Published online by Cambridge University Press: 18 December 2024
Introduction
The year 2020 has come to signify one of the key moments in UK race relations for two reasons; firstly, the COVID-19 pandemic disproportionally impacted on racialised communities in the UK, as this population was more likely to be infected and suffer deaths from the virus (Public Health England, 2020). Secondly, the horrific killing of George Floyd in the US fuelled global #BlackLivesMatter protests across the world, including in the UK, demanding that urgent attention is paid to the societal structures that are literally and figuratively killing racialised communities in the UK. It is therefore crucial that UK social policy, which seeks to respond to the societal challenge of inequalities, has an explicit focus on how racial structures prevent or minimise opportunities for racially minoritised1 (RM) people to benefit from social policies.

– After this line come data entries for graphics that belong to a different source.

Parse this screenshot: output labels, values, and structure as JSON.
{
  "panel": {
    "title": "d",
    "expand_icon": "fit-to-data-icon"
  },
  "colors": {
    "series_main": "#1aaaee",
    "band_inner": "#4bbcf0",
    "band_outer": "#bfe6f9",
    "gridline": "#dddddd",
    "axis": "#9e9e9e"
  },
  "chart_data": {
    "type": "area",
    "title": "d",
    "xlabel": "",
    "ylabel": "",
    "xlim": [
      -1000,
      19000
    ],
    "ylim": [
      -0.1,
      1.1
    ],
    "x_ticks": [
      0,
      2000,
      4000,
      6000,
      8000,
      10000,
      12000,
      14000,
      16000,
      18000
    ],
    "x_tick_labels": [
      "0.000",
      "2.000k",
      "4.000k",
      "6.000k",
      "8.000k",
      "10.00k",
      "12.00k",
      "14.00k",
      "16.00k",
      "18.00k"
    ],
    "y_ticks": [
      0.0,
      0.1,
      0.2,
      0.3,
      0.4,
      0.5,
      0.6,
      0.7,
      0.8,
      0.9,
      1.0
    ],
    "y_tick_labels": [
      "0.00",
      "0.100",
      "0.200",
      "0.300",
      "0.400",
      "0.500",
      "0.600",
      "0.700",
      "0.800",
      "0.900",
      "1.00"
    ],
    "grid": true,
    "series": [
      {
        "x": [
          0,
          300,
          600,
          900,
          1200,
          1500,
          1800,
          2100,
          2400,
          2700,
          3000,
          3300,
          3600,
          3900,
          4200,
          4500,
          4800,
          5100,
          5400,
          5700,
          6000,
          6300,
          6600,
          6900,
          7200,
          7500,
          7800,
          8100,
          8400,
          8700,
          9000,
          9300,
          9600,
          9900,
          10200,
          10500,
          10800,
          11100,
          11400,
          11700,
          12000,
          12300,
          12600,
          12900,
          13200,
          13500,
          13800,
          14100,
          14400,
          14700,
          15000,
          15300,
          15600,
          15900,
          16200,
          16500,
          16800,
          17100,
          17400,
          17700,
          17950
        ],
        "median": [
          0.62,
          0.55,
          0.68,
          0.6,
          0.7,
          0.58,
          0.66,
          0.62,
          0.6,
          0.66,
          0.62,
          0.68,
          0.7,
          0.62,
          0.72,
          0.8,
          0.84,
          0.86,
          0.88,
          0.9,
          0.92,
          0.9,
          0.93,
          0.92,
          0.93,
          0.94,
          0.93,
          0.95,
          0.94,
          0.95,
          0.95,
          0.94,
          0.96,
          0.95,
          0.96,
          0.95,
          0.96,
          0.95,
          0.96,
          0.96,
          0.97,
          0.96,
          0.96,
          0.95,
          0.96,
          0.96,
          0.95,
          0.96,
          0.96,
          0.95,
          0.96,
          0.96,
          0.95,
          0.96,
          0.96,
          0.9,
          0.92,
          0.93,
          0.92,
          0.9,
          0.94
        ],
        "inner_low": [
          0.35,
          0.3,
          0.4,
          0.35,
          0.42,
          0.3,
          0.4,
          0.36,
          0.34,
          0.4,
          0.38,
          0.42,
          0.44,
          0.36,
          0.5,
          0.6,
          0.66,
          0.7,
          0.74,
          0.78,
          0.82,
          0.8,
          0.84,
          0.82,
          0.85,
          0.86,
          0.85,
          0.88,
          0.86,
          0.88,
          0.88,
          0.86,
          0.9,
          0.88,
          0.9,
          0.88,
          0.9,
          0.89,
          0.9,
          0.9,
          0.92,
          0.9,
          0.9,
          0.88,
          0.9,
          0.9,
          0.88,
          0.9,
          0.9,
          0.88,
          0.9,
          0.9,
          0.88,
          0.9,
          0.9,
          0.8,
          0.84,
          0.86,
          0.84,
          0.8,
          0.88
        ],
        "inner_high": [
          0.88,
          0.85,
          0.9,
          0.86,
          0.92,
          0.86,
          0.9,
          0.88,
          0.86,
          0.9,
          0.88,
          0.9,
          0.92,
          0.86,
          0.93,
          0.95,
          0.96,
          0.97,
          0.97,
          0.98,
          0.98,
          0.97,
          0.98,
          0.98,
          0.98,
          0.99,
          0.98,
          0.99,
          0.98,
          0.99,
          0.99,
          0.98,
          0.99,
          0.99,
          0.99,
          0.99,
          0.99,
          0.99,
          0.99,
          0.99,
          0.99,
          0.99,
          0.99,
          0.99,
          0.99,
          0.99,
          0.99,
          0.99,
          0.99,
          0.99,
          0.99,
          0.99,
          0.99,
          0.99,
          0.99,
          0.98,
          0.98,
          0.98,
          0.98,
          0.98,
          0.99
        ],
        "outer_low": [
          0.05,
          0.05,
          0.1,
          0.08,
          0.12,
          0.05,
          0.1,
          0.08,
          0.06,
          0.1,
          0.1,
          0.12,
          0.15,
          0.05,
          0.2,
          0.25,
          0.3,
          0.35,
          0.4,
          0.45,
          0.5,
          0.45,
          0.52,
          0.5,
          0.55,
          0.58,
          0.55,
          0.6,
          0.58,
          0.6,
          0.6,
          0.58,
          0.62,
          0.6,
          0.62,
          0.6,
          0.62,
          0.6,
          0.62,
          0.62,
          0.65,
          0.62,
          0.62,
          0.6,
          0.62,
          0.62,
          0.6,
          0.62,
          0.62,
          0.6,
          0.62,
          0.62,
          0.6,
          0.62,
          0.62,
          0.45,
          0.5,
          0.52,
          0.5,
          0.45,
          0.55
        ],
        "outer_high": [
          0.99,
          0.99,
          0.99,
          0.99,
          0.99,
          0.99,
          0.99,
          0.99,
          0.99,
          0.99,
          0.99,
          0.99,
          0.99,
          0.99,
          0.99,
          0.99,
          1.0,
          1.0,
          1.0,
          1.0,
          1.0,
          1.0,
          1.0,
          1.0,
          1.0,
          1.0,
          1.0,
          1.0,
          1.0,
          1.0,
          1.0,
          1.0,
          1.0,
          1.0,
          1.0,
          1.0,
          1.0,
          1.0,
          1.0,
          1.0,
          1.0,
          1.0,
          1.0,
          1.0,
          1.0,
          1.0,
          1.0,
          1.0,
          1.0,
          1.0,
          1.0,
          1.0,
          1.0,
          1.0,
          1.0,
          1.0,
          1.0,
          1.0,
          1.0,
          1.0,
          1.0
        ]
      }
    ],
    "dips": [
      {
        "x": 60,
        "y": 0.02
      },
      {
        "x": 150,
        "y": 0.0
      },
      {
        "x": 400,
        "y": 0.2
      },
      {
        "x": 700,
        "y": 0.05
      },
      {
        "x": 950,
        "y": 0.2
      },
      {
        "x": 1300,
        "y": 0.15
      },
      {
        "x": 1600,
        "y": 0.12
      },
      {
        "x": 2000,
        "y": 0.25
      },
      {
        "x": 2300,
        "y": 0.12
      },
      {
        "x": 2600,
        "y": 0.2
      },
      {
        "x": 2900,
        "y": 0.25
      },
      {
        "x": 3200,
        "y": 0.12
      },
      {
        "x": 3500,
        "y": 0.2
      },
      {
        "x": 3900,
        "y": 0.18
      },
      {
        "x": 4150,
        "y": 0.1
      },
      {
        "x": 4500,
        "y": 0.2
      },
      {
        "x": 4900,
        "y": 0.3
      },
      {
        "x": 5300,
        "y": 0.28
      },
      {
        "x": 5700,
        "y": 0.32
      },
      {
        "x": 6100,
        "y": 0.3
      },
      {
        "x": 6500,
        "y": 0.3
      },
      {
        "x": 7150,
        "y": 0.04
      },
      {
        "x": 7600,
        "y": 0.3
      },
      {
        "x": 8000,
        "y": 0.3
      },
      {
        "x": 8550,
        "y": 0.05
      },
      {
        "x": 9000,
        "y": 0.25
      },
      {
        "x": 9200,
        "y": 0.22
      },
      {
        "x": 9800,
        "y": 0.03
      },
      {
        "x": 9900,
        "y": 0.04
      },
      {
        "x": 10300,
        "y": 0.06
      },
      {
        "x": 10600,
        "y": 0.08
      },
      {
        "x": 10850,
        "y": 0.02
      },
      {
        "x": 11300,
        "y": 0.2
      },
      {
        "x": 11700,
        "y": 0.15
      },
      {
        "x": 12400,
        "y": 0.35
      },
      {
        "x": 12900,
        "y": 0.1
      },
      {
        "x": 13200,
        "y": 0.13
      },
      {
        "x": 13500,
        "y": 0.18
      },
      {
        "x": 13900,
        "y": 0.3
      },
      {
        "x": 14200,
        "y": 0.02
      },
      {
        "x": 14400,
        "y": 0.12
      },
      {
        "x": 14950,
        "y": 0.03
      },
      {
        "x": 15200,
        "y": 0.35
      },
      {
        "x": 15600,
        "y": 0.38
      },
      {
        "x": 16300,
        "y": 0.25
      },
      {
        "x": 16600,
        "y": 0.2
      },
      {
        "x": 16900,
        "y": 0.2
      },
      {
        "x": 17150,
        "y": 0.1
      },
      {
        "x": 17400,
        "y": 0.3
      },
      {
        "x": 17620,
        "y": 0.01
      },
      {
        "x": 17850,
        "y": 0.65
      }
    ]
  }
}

This chapter will examine how the institutional arrangements of welfare services delivery can (re)produce racial inequalities. Beveridge envisioned that the provision of welfare would be concerned with meeting needs by providing services and benefits for all rather than seeking provision on a selective basis (Lewis, 1996). However, he conceived the persons who would need social services to be ‘male, married, with family responsibilities and White’ (Williams in O’Brien, 2010: 33). Beveridge's legacy in the construction of public social services has shaped the contemporary design and delivery of these services, which is centred on the ‘universal’ notion of need.
Using the case of Universal Credit (UC), the dual objective of this chapter is to put forward theoretical arguments that racialised institutions are present in welfare services delivery and to suggest the types of institutions that could be formed. Institutions in this chapter denotes the ‘combination of formal rules (including structures and processes) and informal conventions (established and routinised practices): this is what Elinor Ostrom (1999) refers to as “rules-in-use” … Such configurations of rules are backed up by customary narratives, which elaborate the underpinning ideas – the “reasons why” institutions operate as they do’ (cited by Lowndes and Lempriere, 2018: 227– 228). This chapter puts forward arguments derived from an institutionalist perspective which shows that the ‘rules-in-use’ in the UK welfare state has a legacy of marginalising RM people.